Missing a night of sleep forces the body to burn about an extra 161 calories than it would have during eight hours of sleep (not counting what's used in moving around while awake), but it's no weight-loss miracle: The body tries to make up for the deficit by saving more energy than usual the next day and night, researchers report in the January Journal of Physiology.

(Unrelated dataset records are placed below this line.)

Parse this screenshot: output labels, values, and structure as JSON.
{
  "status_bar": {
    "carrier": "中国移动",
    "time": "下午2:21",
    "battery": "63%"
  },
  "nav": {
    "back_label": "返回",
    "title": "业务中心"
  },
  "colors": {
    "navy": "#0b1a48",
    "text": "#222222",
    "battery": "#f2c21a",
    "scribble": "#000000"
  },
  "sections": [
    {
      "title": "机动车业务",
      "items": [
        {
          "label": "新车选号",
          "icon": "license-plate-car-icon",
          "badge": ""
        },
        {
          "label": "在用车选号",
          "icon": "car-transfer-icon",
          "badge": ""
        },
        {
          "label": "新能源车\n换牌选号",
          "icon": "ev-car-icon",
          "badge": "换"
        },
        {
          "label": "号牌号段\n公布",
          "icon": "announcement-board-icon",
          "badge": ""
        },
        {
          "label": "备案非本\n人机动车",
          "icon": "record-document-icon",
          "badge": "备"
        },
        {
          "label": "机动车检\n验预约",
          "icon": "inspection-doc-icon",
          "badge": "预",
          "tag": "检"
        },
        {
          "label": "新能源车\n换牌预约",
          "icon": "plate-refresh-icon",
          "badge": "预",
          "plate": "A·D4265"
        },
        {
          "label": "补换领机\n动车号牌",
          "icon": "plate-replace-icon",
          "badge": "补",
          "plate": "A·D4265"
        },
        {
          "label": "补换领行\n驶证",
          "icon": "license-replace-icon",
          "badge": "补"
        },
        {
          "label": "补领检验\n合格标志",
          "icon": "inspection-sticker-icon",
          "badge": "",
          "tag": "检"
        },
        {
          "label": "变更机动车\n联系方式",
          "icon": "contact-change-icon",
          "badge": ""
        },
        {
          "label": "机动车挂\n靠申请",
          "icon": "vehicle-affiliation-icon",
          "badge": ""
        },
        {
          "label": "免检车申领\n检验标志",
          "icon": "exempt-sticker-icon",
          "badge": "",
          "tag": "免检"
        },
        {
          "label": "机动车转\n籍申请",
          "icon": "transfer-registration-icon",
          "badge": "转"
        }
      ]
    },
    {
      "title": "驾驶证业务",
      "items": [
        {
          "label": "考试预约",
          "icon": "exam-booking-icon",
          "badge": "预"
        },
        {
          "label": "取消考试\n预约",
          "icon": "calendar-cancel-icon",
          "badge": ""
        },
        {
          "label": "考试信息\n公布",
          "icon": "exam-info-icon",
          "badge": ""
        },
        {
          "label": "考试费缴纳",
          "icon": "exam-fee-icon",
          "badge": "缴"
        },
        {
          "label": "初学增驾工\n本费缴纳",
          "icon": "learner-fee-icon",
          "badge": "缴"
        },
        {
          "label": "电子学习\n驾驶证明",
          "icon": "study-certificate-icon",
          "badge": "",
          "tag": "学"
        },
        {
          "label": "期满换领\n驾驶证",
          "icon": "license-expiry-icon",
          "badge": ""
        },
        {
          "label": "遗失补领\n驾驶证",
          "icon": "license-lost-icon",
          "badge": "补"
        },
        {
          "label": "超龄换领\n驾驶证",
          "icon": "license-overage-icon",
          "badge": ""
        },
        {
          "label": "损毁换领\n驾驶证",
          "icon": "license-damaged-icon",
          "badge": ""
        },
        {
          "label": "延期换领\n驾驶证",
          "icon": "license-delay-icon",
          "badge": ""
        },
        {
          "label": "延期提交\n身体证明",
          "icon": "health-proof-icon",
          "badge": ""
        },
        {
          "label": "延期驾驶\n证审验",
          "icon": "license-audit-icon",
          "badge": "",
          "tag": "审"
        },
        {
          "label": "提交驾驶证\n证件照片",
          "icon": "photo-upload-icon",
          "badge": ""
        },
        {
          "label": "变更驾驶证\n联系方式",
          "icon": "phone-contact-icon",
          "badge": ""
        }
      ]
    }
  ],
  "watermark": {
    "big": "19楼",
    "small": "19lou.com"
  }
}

The measurements, the first to put precise numbers on how much total energy people use in a 24-hour period while asleep, awake or recovering from a night of sleep deprivation, help bolster a theory that an important function of sleep is to save energy (SN: 10/24/09, p. 16).


To measure how much energy people use during sleep in a more rigorous way than has been done before, Kenneth Wright, a physiologist at the University of Colorado, and his colleagues studied seven people. Each of the healthy young volunteers lived inside a sealed room for three days. The volunteers were on bed rest the entire time and ate the same amount of calories at the same time each day. The researchers continually monitored the subject's brain waves and how much oxygen and carbon dioxide the person breathed in and out. From there, the team could calculate each person's energy use during each stage of sleep and waking.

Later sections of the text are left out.